3. 日本から世界へ - 課題先進国としての日本発SaaSプロダクトがどこまでいけるか
サービス業の人材のマネジメントは、人材不足、少子高齢化の「課題先進国」日本で作られるべきサービスだと思います。その証拠に、国際的なクライアントの獲得も目前、APAC全体で利用されるサービスに進化しつつあるところです。日本発、世界で戦えるスタートアップとしての一つの形かもしれない、とすら思わせてくれるShifmationの急拡大には、心躍るものがあります。
余談ですが、個人的には2017年末に創業した私(DNX田中)自身のスタートアップ「シフタス」も、シフトワーカーの支援SaaSでした。紆余曲折あり結局この市場からPivotしたものの、当時自分たちが描いていたビジョンを驚くべき精度で実現している同社を、投資家の立場で支援できることに喜びを感じます。

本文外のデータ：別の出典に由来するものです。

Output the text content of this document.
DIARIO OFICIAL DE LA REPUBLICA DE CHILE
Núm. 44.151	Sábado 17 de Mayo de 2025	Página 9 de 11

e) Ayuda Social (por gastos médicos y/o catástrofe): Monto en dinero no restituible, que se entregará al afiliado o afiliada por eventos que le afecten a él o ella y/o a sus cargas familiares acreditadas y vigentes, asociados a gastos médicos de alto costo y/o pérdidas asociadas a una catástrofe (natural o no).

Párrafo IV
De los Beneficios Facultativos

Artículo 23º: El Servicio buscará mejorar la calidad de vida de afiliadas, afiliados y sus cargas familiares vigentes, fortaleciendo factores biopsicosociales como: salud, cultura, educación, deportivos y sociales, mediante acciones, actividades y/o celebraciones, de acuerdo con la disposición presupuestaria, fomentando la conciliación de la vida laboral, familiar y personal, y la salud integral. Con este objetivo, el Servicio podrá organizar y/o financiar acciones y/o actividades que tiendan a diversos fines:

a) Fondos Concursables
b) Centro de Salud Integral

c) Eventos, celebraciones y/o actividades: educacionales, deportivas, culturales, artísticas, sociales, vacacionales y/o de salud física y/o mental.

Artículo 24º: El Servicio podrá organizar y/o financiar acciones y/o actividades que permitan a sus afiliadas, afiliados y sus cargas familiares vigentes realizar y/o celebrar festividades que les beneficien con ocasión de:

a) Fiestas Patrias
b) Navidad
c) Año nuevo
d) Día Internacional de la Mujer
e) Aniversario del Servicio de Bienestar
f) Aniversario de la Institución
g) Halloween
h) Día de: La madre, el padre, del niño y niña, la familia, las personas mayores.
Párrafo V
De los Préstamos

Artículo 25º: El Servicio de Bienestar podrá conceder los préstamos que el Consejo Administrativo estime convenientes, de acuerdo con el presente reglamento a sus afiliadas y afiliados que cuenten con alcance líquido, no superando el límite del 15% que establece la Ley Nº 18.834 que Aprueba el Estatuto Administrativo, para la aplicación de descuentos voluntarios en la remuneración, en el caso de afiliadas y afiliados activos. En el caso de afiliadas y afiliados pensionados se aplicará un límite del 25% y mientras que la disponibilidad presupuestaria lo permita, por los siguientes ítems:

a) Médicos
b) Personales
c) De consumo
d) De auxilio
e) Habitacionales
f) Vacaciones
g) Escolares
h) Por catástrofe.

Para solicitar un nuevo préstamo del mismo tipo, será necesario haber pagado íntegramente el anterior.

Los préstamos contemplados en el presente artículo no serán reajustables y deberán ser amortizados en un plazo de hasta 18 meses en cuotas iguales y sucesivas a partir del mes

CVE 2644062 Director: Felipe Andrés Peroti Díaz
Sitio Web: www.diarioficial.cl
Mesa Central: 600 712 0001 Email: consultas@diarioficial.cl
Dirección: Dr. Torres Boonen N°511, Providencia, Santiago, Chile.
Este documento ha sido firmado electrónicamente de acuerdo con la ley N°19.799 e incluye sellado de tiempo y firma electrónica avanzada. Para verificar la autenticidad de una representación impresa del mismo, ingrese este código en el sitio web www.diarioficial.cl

Shiftmationは既に、今後の成長の礎となるプロダクトは高いレベルで運用しており、お客様となるマーケットも日々広がっています。ここからは、いかにスピード感を持って市場を席巻できるかが成功の鍵です。既存顧客の要望から生まれた新プロダクトも発表され、もはやShiftmationはシフトの自動化SaaSだけではなく、シフトワーカーのマネジメントに関係するありとあらゆる業務のハブになります。
急成長のための最大の課題は、とにかく採用です。お客様からの強い要望によって、これからShiftmationがより幅広いニーズに応えることができるように、プロダクトを大きくするメンバーが必要です。日に日に大きくなるお客様の顧客獲得をリードできるセールス、創業当初から同社の強みであるCS。全方位的に積極採用する会社となります。
能塚CEOからのコメント
DNXのシリーズA投資の基準は厳しく、年間数件の厳選したスタートアップにのみ投資しています。今回はプロダクト、経営チームともに世界的なSaaS企業となりうると信じて、この度の投資に至りました。DNXとしても、SaaSの経験やグロースステージへの豊富な投資経験をもとに、これからのShiftmationの急成長を支援して参る所存です。